# York Höller



## Morimur

Composer's Website:
http://www.yorkhoeller.de/english.html

*York Höller* (born 11 January 1944 in Leverkusen) is a German composer and Professor of composition at the Hochschule für Musik Köln.



> Between 1963 and 1970 Höller studied at the Cologne Musikhochschule: composition with Joachim Blume and Bernd Alois Zimmermann, piano with Else Schmitz-Gohr and Alfons Kontarsky, and orchestral conducting with Wolfgang von der Nahmer. In parallel to this he studied musicology and philosophy at the University of Cologne. He did further musical studies at the Internationale Ferienkurse für Neue Musik in Darmstadt with Pierre Boulez, and in 1967 sat his examination in music education.
> 
> Höller was active for a short time as a répétiteur at the Staatstheater Bonn. At the Electronic Music Studio of WDR in 1971-72, he "continued his studies with Karlheinz Stockhausen" (Stenzl 1991, 12) or, alternatively, "was given the chance, at Stockhausen's invitation, to realize works of his own" (Lichtenfeld 2001). In any case, the technique he developed at this time-a form of extended serialism which he calls "Gestalt composition"-bears a resemblance to the older composer's formula composition (Stenzl 1991, 12-15; O'Súilleabháin 1992), and in 1982 Höller dedicated his orchestral work Schwarze Halbinseln to Stockhausen (Blumröder 1983, 15/30). He quickly gained international recognition with his works. From the mid-1970s Höller also composed at the Paris research institute IRCAM, where Pierre Boulez had invited him, and in 1989 his opera Der Meister und Margarita (after the novel of the same name by Mikhail Bulgakov) was premièred at the Grand Opéra.
> 
> From 1986 to 1990 Höller was lecturer in analysis and music theory at the Musikhochschule Köln. Subsequently he succeeded Stockhausen as artistic director of the WDR Studio for Electronic Music from 1990 to 1999. In 1993 he accepted a call to the Hochschule für Musik Hanns Eisler in Berlin as professor of composition. As a successor to Hans Werner Henze he moved in 1995 in this same capacity to the Cologne Musikhochschule. In addition, Höller has presented lectures and held composition courses at many European and American colleges.
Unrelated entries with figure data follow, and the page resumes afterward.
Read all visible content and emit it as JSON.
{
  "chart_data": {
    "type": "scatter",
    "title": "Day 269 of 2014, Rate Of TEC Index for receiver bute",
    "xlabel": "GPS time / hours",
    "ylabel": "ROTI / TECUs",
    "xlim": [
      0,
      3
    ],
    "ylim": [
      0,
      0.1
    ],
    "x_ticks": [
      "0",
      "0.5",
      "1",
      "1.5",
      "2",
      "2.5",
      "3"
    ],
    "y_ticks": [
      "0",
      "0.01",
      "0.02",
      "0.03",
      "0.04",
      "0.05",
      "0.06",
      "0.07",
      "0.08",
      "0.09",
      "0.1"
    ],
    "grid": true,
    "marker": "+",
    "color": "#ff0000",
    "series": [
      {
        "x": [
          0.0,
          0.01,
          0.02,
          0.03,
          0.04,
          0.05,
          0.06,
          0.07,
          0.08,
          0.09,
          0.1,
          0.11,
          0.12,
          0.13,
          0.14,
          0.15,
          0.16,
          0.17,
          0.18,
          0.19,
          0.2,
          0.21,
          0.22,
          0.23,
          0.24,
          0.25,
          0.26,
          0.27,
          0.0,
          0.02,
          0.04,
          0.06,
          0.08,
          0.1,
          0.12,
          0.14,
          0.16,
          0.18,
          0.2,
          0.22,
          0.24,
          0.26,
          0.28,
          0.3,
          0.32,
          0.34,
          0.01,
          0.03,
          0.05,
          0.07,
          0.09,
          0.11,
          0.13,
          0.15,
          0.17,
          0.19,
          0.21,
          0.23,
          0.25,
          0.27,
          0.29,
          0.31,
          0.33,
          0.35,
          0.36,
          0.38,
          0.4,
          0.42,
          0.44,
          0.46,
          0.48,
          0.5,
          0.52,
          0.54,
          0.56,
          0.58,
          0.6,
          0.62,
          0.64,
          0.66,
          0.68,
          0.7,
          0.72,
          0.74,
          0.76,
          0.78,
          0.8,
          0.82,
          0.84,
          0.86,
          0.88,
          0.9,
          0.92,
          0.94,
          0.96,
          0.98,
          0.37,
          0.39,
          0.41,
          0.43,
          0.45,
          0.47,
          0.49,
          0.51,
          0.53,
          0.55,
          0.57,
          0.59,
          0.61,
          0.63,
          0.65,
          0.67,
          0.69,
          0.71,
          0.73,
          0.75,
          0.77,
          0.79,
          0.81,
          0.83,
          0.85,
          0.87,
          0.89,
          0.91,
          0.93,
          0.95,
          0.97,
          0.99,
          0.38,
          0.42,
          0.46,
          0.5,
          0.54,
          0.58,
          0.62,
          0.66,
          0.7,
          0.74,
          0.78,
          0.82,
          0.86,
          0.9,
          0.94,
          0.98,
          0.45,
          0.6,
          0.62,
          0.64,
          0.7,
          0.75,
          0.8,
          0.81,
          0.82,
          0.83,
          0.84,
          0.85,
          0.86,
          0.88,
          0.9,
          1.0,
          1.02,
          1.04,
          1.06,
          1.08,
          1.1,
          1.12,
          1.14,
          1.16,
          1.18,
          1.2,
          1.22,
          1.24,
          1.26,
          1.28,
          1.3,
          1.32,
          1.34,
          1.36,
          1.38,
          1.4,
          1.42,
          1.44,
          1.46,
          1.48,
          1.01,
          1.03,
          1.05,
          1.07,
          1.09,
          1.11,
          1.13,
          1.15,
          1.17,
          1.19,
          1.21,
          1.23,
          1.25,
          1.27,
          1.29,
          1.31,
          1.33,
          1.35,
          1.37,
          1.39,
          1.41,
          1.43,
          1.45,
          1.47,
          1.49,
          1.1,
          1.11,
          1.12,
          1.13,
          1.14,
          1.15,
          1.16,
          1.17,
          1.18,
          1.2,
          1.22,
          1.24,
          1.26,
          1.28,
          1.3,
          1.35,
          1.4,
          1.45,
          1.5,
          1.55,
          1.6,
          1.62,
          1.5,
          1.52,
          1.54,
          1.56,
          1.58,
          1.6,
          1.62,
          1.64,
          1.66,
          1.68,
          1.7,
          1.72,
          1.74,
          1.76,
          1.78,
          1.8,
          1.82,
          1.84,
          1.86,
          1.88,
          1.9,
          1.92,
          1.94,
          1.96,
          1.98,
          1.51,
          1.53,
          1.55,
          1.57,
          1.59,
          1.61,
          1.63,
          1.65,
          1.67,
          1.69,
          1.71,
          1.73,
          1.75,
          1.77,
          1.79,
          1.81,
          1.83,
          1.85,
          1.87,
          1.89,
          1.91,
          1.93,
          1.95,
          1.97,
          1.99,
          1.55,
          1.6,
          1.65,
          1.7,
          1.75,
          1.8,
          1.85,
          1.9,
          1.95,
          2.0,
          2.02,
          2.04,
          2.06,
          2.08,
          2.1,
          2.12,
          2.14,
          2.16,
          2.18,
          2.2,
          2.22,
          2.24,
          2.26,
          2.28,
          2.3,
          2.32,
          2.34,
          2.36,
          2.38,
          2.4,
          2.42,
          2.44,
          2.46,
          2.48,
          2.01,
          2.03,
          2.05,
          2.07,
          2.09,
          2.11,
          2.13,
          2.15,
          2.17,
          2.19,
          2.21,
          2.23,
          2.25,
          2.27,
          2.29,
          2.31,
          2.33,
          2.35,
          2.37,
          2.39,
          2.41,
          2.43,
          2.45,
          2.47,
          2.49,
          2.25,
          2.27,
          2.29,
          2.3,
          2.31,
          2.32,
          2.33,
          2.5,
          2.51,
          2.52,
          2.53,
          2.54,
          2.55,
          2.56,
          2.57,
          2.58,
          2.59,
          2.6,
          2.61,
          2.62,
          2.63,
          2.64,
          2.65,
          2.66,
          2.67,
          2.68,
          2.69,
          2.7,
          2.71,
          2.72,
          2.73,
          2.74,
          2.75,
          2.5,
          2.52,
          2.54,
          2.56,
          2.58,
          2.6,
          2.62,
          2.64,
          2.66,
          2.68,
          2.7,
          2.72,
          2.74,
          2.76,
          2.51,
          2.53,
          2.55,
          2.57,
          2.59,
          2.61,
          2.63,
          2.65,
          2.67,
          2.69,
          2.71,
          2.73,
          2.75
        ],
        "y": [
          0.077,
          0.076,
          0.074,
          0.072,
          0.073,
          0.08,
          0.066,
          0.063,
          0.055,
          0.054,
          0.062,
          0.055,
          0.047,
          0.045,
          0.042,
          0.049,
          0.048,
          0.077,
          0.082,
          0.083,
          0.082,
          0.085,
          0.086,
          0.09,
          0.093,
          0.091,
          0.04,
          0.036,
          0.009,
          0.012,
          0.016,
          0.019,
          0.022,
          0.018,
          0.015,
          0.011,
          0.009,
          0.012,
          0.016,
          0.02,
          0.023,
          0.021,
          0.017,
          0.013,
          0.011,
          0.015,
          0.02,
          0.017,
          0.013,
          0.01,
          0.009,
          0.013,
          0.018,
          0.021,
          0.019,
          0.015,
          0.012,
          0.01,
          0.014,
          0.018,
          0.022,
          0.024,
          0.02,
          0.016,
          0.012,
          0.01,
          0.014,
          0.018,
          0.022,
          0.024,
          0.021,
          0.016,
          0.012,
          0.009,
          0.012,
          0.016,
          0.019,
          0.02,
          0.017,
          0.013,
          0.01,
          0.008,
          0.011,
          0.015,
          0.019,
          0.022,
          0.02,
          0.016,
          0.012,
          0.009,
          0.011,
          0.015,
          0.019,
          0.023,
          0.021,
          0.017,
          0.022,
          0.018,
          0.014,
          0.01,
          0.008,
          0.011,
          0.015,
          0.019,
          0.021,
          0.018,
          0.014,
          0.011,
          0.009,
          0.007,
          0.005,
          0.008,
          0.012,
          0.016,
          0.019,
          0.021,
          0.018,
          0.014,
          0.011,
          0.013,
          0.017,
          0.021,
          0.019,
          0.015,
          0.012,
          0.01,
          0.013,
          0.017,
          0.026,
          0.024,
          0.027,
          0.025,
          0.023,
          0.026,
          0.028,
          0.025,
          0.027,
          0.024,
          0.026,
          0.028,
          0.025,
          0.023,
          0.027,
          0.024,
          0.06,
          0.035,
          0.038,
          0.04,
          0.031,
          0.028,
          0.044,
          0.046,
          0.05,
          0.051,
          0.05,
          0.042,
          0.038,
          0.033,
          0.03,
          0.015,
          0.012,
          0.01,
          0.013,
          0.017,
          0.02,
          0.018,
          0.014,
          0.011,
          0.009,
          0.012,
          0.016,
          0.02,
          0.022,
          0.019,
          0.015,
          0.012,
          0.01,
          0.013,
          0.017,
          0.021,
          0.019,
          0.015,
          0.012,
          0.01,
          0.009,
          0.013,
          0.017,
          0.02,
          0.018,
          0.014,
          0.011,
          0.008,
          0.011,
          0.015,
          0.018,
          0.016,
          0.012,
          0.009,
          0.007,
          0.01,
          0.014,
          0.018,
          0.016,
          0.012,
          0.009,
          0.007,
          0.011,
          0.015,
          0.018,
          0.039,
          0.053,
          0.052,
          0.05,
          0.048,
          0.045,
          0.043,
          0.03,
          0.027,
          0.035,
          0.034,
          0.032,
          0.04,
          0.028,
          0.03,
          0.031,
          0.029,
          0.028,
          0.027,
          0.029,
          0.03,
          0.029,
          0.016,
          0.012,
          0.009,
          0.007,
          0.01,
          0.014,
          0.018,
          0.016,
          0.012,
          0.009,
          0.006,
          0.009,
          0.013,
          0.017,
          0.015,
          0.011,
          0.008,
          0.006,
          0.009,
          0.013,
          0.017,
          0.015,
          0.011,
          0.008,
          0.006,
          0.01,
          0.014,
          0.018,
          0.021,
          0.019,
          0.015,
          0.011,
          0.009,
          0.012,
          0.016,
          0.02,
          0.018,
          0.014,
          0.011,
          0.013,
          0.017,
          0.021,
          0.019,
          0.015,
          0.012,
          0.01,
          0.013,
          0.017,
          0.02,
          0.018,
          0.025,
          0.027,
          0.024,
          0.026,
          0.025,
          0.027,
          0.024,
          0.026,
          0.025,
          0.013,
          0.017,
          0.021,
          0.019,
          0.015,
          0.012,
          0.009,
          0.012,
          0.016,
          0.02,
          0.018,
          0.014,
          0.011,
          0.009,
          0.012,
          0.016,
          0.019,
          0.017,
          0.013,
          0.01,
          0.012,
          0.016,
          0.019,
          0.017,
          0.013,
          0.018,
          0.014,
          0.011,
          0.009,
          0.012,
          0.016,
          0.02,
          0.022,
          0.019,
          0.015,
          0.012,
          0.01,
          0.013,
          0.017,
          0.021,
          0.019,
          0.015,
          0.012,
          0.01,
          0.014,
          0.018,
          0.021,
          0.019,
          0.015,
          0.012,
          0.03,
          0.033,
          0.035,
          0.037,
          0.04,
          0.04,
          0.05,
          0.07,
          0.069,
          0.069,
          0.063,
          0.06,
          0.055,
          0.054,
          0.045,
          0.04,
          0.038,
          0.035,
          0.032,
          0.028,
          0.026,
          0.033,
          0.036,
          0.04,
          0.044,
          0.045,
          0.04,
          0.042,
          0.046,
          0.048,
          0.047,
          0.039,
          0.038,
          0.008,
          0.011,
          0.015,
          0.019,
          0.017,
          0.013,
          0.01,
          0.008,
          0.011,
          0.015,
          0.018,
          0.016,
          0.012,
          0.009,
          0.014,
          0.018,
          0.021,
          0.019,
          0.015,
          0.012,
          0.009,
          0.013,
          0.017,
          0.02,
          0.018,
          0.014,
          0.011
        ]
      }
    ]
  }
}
Since 1991 York Höller has been a member of the Akademie der Künste in Berlin. -Wikipedia


----------



## starthrower




----------



## dgee

I think this disc is worth checking out - colourful and exciting orchestral music:









Also, his opera "The Master and Margarita" has some great musical moments (and some interesting references and borrowings!) but is a bit tough to just listen to - especially for me as it is in German. His piano music is solid

Lots on Spotify - explore!


----------